5-County Reconciliation Plan Underway


Despite efforts by previous governments and our international partners to reconcile Liberians, the head of Search for Common Ground Liberia said his organization in collaboration with stakeholders has embarked on an intensive five counties reconciliation plan.

The head of the Talking Drum Studio, Aaron Weah, made the disclosure recently in an interview with UNMIL radio in Monrovia. According to Weah, the draft plans are now available to the five counties that form part of the reconciliation plan.

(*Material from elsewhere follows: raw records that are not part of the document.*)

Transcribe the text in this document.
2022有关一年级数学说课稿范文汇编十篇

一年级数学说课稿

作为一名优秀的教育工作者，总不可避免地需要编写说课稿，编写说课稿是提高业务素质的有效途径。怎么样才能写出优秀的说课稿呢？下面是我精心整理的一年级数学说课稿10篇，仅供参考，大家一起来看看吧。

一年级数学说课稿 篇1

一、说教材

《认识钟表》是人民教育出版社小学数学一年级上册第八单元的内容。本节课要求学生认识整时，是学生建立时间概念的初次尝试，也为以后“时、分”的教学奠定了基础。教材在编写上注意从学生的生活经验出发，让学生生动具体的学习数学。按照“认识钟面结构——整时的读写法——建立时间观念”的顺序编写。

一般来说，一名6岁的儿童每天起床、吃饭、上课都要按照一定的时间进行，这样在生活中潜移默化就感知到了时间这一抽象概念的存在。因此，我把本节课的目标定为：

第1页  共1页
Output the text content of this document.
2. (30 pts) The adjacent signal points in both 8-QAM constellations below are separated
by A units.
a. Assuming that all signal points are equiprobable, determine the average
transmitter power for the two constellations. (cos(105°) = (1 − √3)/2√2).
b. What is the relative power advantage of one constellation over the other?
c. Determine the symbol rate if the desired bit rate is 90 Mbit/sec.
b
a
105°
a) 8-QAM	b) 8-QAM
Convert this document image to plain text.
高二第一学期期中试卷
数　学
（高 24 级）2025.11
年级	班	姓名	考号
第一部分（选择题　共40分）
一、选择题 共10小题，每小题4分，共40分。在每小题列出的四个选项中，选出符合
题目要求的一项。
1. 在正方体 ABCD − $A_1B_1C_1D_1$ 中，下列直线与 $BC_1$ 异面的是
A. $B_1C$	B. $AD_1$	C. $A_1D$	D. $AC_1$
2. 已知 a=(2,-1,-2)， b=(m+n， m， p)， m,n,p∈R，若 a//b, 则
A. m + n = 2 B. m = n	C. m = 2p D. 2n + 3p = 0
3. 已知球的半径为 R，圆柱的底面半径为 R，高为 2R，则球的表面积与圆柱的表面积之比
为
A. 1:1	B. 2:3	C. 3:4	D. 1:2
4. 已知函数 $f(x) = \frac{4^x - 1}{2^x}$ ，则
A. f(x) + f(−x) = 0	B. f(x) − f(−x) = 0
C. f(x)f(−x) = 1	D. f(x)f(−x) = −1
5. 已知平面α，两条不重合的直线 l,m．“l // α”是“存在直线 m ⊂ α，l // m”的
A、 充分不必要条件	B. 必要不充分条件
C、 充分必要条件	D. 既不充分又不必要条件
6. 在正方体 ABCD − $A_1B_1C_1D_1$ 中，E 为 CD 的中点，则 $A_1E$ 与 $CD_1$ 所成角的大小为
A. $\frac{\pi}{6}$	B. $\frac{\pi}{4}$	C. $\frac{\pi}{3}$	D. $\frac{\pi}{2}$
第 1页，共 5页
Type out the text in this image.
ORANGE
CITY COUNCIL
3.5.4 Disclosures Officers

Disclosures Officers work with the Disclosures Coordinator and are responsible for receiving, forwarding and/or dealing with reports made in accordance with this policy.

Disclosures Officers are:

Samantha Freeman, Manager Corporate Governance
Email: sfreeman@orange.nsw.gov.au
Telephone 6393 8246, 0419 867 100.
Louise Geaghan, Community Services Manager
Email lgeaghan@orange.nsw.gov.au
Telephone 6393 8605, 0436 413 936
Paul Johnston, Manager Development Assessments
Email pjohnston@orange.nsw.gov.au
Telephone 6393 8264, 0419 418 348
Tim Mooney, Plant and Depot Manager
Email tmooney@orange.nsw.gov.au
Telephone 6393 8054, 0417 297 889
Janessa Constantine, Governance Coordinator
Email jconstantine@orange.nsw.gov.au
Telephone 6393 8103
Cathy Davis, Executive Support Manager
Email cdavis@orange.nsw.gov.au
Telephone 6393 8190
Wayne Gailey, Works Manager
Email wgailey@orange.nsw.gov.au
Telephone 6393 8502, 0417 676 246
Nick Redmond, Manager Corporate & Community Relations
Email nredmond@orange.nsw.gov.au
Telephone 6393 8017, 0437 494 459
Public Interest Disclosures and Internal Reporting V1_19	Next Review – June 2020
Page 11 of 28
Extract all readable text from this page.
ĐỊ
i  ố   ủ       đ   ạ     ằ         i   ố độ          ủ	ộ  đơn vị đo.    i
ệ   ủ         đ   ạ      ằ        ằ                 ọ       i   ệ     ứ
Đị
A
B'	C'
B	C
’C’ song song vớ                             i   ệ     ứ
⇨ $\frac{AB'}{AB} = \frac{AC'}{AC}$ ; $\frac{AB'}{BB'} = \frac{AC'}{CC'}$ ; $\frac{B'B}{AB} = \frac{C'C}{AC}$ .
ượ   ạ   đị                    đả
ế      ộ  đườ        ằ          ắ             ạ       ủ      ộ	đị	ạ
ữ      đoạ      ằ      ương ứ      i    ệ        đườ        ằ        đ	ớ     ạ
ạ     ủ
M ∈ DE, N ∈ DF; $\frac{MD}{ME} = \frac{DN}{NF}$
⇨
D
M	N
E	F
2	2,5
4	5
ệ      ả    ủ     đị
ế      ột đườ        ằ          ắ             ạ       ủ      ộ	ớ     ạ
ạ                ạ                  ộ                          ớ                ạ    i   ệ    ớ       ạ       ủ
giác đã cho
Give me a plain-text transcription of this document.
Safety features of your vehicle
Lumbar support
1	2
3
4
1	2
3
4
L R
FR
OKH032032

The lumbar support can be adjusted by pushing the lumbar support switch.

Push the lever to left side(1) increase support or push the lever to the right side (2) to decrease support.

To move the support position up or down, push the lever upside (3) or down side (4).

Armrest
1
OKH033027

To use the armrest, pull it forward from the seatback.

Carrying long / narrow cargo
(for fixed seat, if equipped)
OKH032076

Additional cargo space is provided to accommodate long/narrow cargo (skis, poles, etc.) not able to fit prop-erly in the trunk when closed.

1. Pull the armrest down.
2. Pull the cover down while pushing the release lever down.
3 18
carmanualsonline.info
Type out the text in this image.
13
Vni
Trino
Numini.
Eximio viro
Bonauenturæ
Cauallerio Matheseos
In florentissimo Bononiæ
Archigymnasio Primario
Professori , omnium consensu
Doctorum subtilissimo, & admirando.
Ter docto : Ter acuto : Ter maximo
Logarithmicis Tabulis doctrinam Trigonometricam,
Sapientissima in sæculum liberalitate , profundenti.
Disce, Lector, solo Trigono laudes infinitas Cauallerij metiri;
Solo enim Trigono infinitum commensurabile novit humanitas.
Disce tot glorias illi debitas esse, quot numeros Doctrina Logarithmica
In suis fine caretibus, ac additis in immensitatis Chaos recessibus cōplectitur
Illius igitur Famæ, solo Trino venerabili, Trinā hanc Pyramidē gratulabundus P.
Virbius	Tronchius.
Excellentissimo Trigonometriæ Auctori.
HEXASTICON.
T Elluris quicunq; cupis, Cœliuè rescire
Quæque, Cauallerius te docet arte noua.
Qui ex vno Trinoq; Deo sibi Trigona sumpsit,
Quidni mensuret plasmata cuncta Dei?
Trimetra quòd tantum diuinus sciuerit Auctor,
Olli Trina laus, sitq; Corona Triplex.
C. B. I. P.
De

He named the counties as Sinoe, River Cess, Nimba, Lofa and Grand Cape Mount.

Weah said these counties are currently preparing to review the draft plans after which the project will comprise of the Independent Human Rights Commission, the office of the Peace Ambassador, the Liberia Peace Building office, and the Liberia National Police among other institutions that are going to review and validate the plans in preparation for the national conference scheduled for March this year.

The plan, according to him, originally came together following the 2016 Social Cohesion and Reconciliation Survey conducted by UNMIL and other partners. It was determined that signs of division and polarization have been uncovered in five counties, adding that these divisions were measured by a wide range of different indicators, and as such, UNMIL and the Liberian Government through the statement of mutual commitment have determined that reconciliation efforts have been the weakest in Liberia in the past 12 years.

“It was important that UNMIL sets in motion concrete measures of reconciliation programs   before it finally takes off from Liberia,” he noted, adding that it was based on that UNMIL gave support to the Search for Common Ground Liberia for the five counties in its reconciliation program.

Meanwhile, Weah has mentioned that some of the issues that came out of previous meetings basically concerned ethnic division, which he said is growing in Sinoe between the Kru and the Sapo ethnic groups, while in Nimba, a similar situation subsists between the Gio, Mandingo, and Mano.

He stressed that land disputes have been very common and are among the key problems in these counties. “In Grand Cape Mount there is land issue with the concessionaires,” he said making specific reference to Sime Darby.

He added that young people in that area are always angry about the agreement between the Liberian Government and the company, and that the youth are disenchanted about the granting of ancestral lands to foreign concessions, while in River Cess it is the issue of borders.

Furthermore, according to the five-county reconciliation plan, it is expected that after the pending national conference, these plans will be given to the incoming superintendents to have them actualized, some of which were started during former President Ellen Johnson Sirleaf’s Administration.

The Search for Common Ground has also included some new aspects to the plan, which the head of the organization said had never been done before with regards to reconciliation programs that have been taking place in the country. He stated that his organization along with some partners have incorporated a new aspect that will look at the historical background of the various tribes found in the target counties.

“It is nearly impossible to reconcile these conflicts, and unless a thorough historical account of each county in which these conflicts are situated is done, we will continue to face serious problems,” Weah concluded.